Bölüm 88. Hua Dağı’nın Anka Katili (1)
Bölüm 88. Hua Dağı’nın Anka Katili (1)
Yine oldu.
Yine oldu.
Tang Hui, Zhou Xuchuan’ın mümkün olduğunca uzun süre dayanabileceğini ummuş olsa da, bunu beklemiyordu.
İçkiyi ağzında tutarken gözlerindeki aciliyeti, yutkunurkenki çaresizliği ve derhal detoksifikasyon için verdiği mücadeleyi görmek istemişti.
Ona yapılan aşağılamanın karşılığını ödemenin tek yolu buydu!
“Jian Nan Chun!”[1]
Tang Hui’nin öfke dolu sesi keskin bir şekilde yankılandı. Yanında duran savaşçı irkildi ve elindeki içki şişeleriyle ona doğru koştu.

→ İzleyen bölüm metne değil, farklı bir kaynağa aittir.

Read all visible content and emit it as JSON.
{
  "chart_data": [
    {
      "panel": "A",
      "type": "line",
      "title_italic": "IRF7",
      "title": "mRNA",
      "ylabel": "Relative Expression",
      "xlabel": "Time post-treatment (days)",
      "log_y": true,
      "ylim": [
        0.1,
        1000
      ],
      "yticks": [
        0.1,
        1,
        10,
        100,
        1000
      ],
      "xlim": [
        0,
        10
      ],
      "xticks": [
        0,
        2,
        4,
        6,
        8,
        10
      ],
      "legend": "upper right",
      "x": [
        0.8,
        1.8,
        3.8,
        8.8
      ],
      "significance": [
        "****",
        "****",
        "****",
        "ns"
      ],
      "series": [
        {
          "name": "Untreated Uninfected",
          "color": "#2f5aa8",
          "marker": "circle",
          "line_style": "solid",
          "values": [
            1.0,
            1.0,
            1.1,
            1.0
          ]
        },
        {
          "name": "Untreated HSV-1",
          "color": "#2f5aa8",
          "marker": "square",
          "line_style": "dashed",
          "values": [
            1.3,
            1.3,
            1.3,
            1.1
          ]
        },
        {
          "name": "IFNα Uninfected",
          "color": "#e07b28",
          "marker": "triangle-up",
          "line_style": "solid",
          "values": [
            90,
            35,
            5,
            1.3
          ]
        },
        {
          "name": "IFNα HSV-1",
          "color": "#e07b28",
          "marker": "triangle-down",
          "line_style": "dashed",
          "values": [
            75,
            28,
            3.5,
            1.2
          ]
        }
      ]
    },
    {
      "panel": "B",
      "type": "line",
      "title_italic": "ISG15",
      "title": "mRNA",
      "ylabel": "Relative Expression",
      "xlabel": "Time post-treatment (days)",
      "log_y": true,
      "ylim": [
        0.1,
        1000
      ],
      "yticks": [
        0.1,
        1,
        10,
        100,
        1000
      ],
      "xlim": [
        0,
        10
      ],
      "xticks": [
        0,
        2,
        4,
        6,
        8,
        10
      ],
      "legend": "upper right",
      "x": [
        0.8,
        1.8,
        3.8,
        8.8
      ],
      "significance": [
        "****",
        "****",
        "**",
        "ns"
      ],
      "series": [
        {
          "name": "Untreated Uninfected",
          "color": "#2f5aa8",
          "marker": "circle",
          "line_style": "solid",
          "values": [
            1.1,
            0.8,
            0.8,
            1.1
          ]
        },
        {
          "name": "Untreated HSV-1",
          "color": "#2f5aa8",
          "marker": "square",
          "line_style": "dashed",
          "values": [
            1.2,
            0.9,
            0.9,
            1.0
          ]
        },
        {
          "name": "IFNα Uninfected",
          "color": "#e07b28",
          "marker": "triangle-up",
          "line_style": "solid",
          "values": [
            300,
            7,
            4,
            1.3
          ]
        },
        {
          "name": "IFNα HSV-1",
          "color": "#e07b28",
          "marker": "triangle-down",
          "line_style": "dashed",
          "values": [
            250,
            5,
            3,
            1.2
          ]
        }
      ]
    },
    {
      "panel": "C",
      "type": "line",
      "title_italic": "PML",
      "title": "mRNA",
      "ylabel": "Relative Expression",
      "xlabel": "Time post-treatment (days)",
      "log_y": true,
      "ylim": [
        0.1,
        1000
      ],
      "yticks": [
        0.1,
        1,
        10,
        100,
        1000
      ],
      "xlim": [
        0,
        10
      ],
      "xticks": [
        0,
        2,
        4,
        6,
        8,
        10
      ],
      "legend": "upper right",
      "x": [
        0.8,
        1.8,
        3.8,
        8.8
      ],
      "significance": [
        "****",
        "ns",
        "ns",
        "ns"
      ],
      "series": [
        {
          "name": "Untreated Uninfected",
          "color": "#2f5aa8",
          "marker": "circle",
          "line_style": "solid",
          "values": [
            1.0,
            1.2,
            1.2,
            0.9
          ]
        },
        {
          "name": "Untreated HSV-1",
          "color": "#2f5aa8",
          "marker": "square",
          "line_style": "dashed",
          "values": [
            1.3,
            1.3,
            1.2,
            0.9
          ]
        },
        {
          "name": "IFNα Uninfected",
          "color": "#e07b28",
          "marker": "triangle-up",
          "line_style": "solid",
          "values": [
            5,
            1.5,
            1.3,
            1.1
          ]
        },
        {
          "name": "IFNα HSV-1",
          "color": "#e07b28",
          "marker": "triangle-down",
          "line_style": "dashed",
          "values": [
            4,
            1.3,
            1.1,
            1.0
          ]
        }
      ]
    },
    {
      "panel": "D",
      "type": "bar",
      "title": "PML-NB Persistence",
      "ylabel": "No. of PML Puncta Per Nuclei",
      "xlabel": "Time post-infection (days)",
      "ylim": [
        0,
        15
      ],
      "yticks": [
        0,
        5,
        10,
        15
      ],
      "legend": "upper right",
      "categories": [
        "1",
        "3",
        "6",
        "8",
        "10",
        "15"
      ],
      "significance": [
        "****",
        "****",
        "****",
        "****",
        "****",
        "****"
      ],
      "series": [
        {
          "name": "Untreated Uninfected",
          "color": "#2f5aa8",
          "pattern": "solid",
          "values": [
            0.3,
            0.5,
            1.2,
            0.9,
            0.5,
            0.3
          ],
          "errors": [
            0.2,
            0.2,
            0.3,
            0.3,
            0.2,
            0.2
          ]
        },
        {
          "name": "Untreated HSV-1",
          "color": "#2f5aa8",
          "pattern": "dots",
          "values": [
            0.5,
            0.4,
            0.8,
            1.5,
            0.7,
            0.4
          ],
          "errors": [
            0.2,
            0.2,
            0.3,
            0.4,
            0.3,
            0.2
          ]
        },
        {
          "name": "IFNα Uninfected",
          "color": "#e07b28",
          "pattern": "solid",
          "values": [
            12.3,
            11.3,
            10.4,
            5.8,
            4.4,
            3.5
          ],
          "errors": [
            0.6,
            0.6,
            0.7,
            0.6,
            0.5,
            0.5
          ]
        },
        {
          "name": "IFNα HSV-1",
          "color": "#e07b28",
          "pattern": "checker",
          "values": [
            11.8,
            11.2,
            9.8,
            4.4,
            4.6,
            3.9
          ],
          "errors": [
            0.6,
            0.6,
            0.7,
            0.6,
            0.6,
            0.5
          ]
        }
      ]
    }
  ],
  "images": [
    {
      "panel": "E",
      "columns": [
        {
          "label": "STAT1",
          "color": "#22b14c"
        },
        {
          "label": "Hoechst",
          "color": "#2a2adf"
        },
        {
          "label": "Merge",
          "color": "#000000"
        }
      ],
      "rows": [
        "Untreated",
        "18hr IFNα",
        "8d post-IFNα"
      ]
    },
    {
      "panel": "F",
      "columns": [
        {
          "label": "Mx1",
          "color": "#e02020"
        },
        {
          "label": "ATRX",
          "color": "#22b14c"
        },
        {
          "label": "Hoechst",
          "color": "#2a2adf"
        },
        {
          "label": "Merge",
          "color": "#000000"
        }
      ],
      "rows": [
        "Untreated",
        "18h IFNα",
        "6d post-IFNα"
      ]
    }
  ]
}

“Sichuan Eyaleti’nin gurur duyduğu İki Büyük Baijus’un bana ikram edileceğini düşünmek! Ne kadar inanılmaz!”
Zhou Xuchuan memnun bir şekilde kendi kendine güldü.
İki Büyük Baijus derken Wuliang Likörü ve Jian Nan Chun’dan bahsediyordu.
“Bakalım yüzündeki o kendini beğenmiş gülümsemeyi ne kadar süre koruyabileceksin!”
Tang Hui’nin gözleri büyüdü. Sesinde ölümcül bir niyet bile vardı. Bir uzman, özellikle de Doğru Yol’dan biri bu kadar öfkelendiğinde, genellikle meditasyon yoluyla çabucak dengesini bulabilirdi.
Tang Hui’nin kalibresindeki biri için bu çok zor değildi.
Ancak, hâlâ öfkeli olması ve sakinleşmemesi, öfkesini tutamayacak kadar kızgın olduğu anlamına geliyordu.
İçki şişesini açtı ve boş bardağı doldurdu. Öfkesine rağmen el hareketleri dikkatli ve kusursuzdu.
Ne kadar kızgın olursa olsun, ikinci fincanda herhangi bir hata yapmayı göze alamazdı.
Ne de olsa bu likörü kullanırken kendisi bile tehlikedeydi.
“Hmm.”
Zhou Xuchuan, Tang Hui’nin kendisine uzattığı fincanı kabul etti.
Ne yapmalıyım…
İkinci fincana geldiğinde aniden bir endişeye kapıldı.
‘Hiçbirinin etkisi yok. Ne yapmalıyım…’
Bin Zehir Bağışıklığı ile hazineler karşılığında şeker takas ediyordu!
O zamanlar iksirin enerjisini boşuna harcamamıştı.
Yaptığı seçim buna değmişti.
Bin Zehir Bağışıklığı sayesinde, gümüş resif yılanı ya da her neyse, hiçbiri ona etki etmiyordu.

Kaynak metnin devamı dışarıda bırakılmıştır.